Elizabeth fronça quelques instants les sourcils avant de se souvenir de cet oncle à la bonne odeur de brandy et aux manières joviales qui lui avait un soir parlé de liberté. Weatherby se frotta les mains.

«  Ton oncle vient présenter sa fiancée, une certaine Eliza. Sourit Weatherby. Tu vois elle porte presque ton prénom. »

Elizabeth sourit joyeusement à cette nouvelle et se précipita dans sa chambre, pressée d’annoncer la bonne nouvelle à sa nurse…

 

()()

 

Le soir venu, Elizabeth, toute de rose vêtue comme son père aimait à la voir, se leva presque timidement en voyant entrer un homme au teint halé et aux manières rudes dans le salon de la famille Swann. A son bras était accrochée une frêle créature âgée d’un peu près seize ans dont la délicate blondeur et les yeux clairs tranchaient avec l’apparente rudesse de son compagnon. Michael s’approcha de Weatherby et lui serra vigoureusement la main avant de se tourner vers la jeune fille qui l’accompagnait.

« Mon cher beau-frère, je vous présente Eliza Monk qui m’a fait l’honneur d’accepter ma demande en mariage.

- Oh … et bien fort bien. » Se reprit rapidement Weatherby un peu surpris par la jeunesse de la fiancée.

Eliza sourit timidement tandis que Michael se penchait sur Elizabeth.

«  Et voici donc ma petite nièce, Elizabeth. Qui est presque une demoiselle à présent. »

 

Elizabeth rougit de plaisir tandis que son père s’empressait de reprendre son beau-frère.

« Elle n’a que huit ans. Elle a tout le temps de grandir.

- Oh mon cher si vous viviez comme nous dans les Indes vous ne diriez pas ça.
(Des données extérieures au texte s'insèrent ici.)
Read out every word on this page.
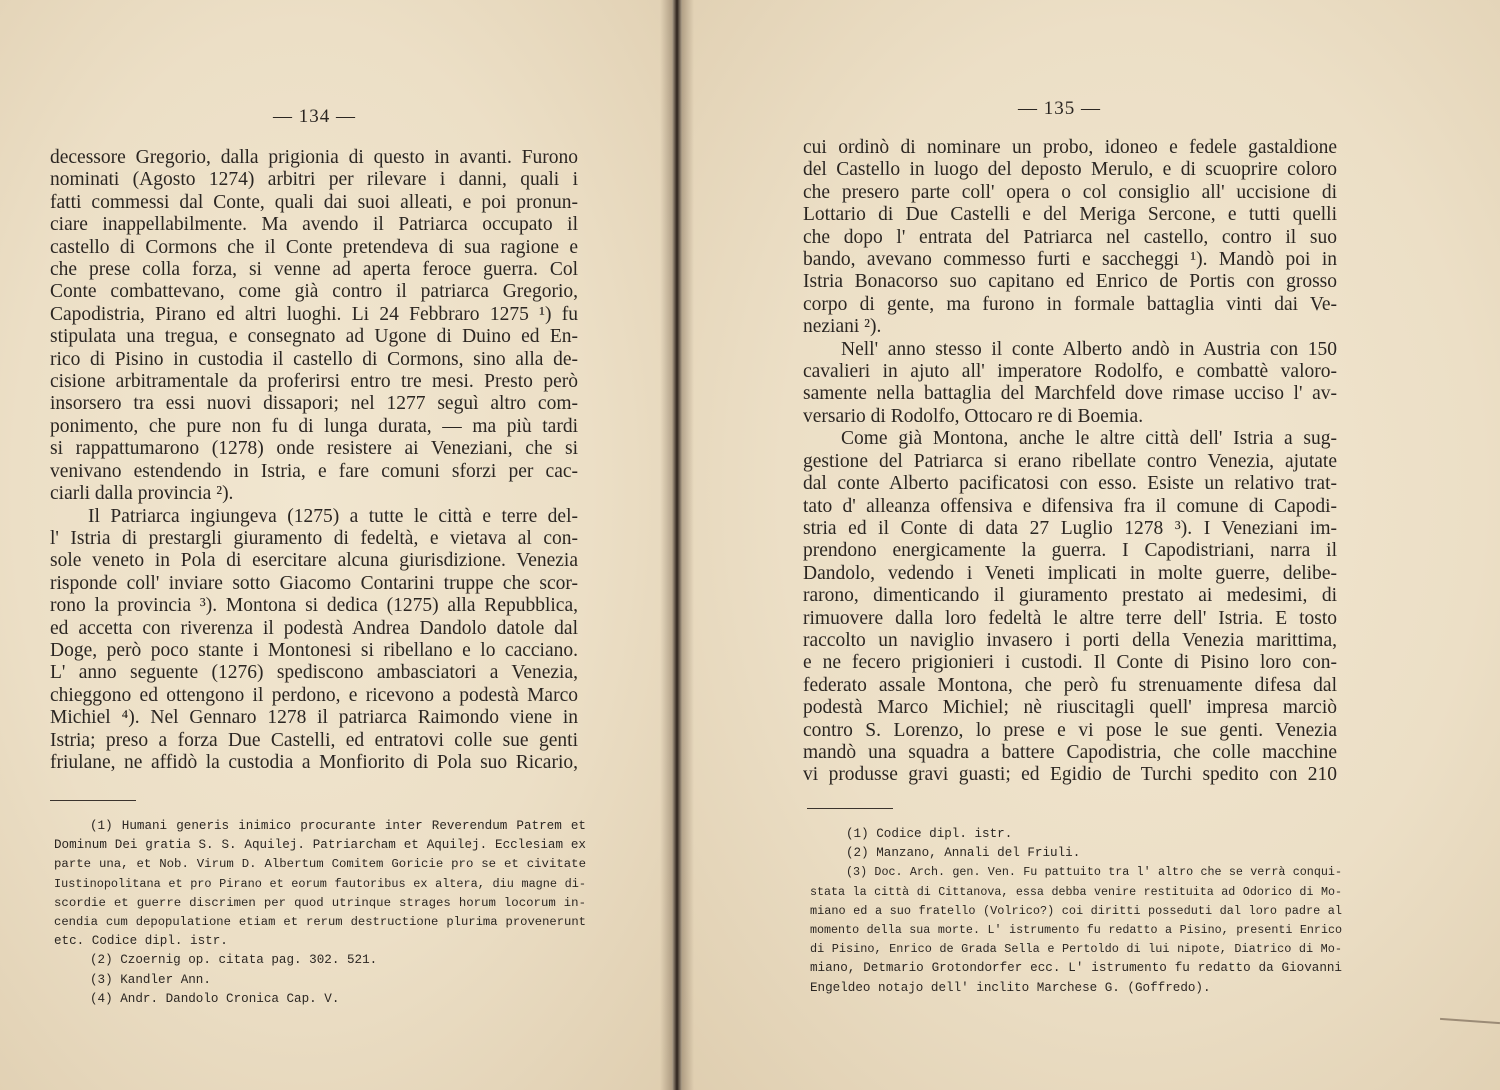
— 134 —
decessore Gregorio, dalla prigionia di questo in avanti. Furono
nominati (Agosto 1274) arbitri per rilevare i danni, quali i
fatti commessi dal Conte, quali dai suoi alleati, e poi pronun-
ciare inappellabilmente. Ma avendo il Patriarca occupato il
castello di Cormons che il Conte pretendeva di sua ragione e
che prese colla forza, si venne ad aperta feroce guerra. Col
Conte combattevano, come già contro il patriarca Gregorio,
Capodistria, Pirano ed altri luoghi. Li 24 Febbraro 1275 ¹) fu
stipulata una tregua, e consegnato ad Ugone di Duino ed En-
rico di Pisino in custodia il castello di Cormons, sino alla de-
cisione arbitramentale da proferirsi entro tre mesi. Presto però
insorsero tra essi nuovi dissapori; nel 1277 seguì altro com-
ponimento, che pure non fu di lunga durata, — ma più tardi
si rappattumarono (1278) onde resistere ai Veneziani, che si
venivano estendendo in Istria, e fare comuni sforzi per cac-
ciarli dalla provincia ²).
Il Patriarca ingiungeva (1275) a tutte le città e terre del-
l' Istria di prestargli giuramento di fedeltà, e vietava al con-
sole veneto in Pola di esercitare alcuna giurisdizione. Venezia
risponde coll' inviare sotto Giacomo Contarini truppe che scor-
rono la provincia ³). Montona si dedica (1275) alla Repubblica,
ed accetta con riverenza il podestà Andrea Dandolo datole dal
Doge, però poco stante i Montonesi si ribellano e lo cacciano.
L' anno seguente (1276) spediscono ambasciatori a Venezia,
chieggono ed ottengono il perdono, e ricevono a podestà Marco
Michiel ⁴). Nel Gennaro 1278 il patriarca Raimondo viene in
Istria; preso a forza Due Castelli, ed entratovi colle sue genti
friulane, ne affidò la custodia a Monfiorito di Pola suo Ricario,
(1) Humani generis inimico procurante inter Reverendum Patrem et
Dominum Dei gratia S. S. Aquilej. Patriarcham et Aquilej. Ecclesiam ex
parte una, et Nob. Virum D. Albertum Comitem Goricie pro se et civitate
Iustinopolitana et pro Pirano et eorum fautoribus ex altera, diu magne di-
scordie et guerre discrimen per quod utrinque strages horum locorum in-
cendia cum depopulatione etiam et rerum destructione plurima provenerunt
etc. Codice dipl. istr.
(2) Czoernig op. citata pag. 302. 521.
(3) Kandler Ann.
(4) Andr. Dandolo Cronica Cap. V.
— 135 —
cui ordinò di nominare un probo, idoneo e fedele gastaldione
del Castello in luogo del deposto Merulo, e di scuoprire coloro
che presero parte coll' opera o col consiglio all' uccisione di
Lottario di Due Castelli e del Meriga Sercone, e tutti quelli
che dopo l' entrata del Patriarca nel castello, contro il suo
bando, avevano commesso furti e saccheggi ¹). Mandò poi in
Istria Bonacorso suo capitano ed Enrico de Portis con grosso
corpo di gente, ma furono in formale battaglia vinti dai Ve-
neziani ²).
Nell' anno stesso il conte Alberto andò in Austria con 150
cavalieri in ajuto all' imperatore Rodolfo, e combattè valoro-
samente nella battaglia del Marchfeld dove rimase ucciso l' av-
versario di Rodolfo, Ottocaro re di Boemia.
Come già Montona, anche le altre città dell' Istria a sug-
gestione del Patriarca si erano ribellate contro Venezia, ajutate
dal conte Alberto pacificatosi con esso. Esiste un relativo trat-
tato d' alleanza offensiva e difensiva fra il comune di Capodi-
stria ed il Conte di data 27 Luglio 1278 ³). I Veneziani im-
prendono energicamente la guerra. I Capodistriani, narra il
Dandolo, vedendo i Veneti implicati in molte guerre, delibe-
rarono, dimenticando il giuramento prestato ai medesimi, di
rimuovere dalla loro fedeltà le altre terre dell' Istria. E tosto
raccolto un naviglio invasero i porti della Venezia marittima,
e ne fecero prigionieri i custodi. Il Conte di Pisino loro con-
federato assale Montona, che però fu strenuamente difesa dal
podestà Marco Michiel; nè riuscitagli quell' impresa marciò
contro S. Lorenzo, lo prese e vi pose le sue genti. Venezia
mandò una squadra a battere Capodistria, che colle macchine
vi produsse gravi guasti; ed Egidio de Turchi spedito con 210
(1) Codice dipl. istr.
(2) Manzano, Annali del Friuli.
(3) Doc. Arch. gen. Ven. Fu pattuito tra l' altro che se verrà conqui-
stata la città di Cittanova, essa debba venire restituita ad Odorico di Mo-
miano ed a suo fratello (Volrico?) coi diritti posseduti dal loro padre al
momento della sua morte. L' istrumento fu redatto a Pisino, presenti Enrico
di Pisino, Enrico de Grada Sella e Pertoldo di lui nipote, Diatrico di Mo-
miano, Detmario Grotondorfer ecc. L' istrumento fu redatto da Giovanni
Engeldeo notajo dell' inclito Marchese G. (Goffredo).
Répondit Michael d’un ton légèrement supérieur.

- Et bien … » Commença Weatherby sans trop savoir quoi dire.

Il accueillit avec soulagement l’annonce de l’arrivée de Charles et Alice Dove.

 

Les grands parents d’Elizabeth arboraient ce soir-là un sourire radieux, bien loin des mines contraintes qui étaient les leur à l’annonce du départ de Michael quelques années plus tôt. Il faut dire que le domaine que le jeune homme avait en son temps gagné aux cartes s’était révélé être une vraie mine d’or et avait fait de Michael l’un des membres les plus respectés de la société anglaise installée aux Indes.

 

Elizabeth, se tortilla sur sa chaise, grillant d’impatience à l’idée de poser des questions sur ces Indes lointaines à son oncle. La petite fille lançait également des regards intrigués en direction d’Eliza Monk, qui, les yeux baissés, s’appliquait à garder un silence emplit de retenue.
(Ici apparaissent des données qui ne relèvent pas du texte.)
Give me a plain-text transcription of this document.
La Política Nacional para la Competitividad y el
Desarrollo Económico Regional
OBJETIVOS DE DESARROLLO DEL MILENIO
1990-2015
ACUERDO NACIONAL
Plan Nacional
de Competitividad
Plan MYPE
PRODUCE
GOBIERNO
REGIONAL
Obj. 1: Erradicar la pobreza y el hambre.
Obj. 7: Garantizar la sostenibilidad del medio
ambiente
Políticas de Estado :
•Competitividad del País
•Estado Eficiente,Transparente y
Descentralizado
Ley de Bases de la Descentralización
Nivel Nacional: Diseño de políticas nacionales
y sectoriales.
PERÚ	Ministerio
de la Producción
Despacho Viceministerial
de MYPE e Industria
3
« Dites-moi Eliza, depuis quand avez-vous quitté Londres ? La civilisation ne vous manque pas trop dans les Indes ? Demanda Alice qui espérait toujours le retour de son fils.

- Non Madame Dove. En fait, c’est la seconde ou la troisième fois que je viens à Londres. Je suis née et j’ai grandi aux Indes. Répondit la jeune fille en rougissant.

- Vraiment ? S’étonna Weatherby.

- Le père d’Eliza, Oliver Monk est installé aux Indes depuis des années, il occupe de grandes fonctions au sein de la Compagnie des Indes, mais le berceau de sa famille est à Plymouth. » S’empressa d’expliquer Michael.

 

Le repas se déroula correctement et parut donc aussi ennuyeux qu’à l’accoutumée à la petite Elizabeth. Il n’y était question que de chiffres et commerce d’épices rares et si la petite fille avait un moment caressé l’espoir de poser des questions à cette Eliza qui serait bientôt sa tante, elle fut rapidement déçue. En effet, malgré une existence passée aux Indes, la jeune fille semblait être l’exemple parfait d’une éducation à l’anglaise, elle baissait les yeux quand il le fallait, répondait aux questions avec retenue quand elle ne laissait pas son fiancé répondre pour elle et mangeait du bout des lèvres avec des mouvements gracieux.

 

Elizabeth suivit donc les adultes au salon sans grand enthousiasme, elle avait espéré plus de cet oncle dont le discours sur la liberté semblait à présent bien loin.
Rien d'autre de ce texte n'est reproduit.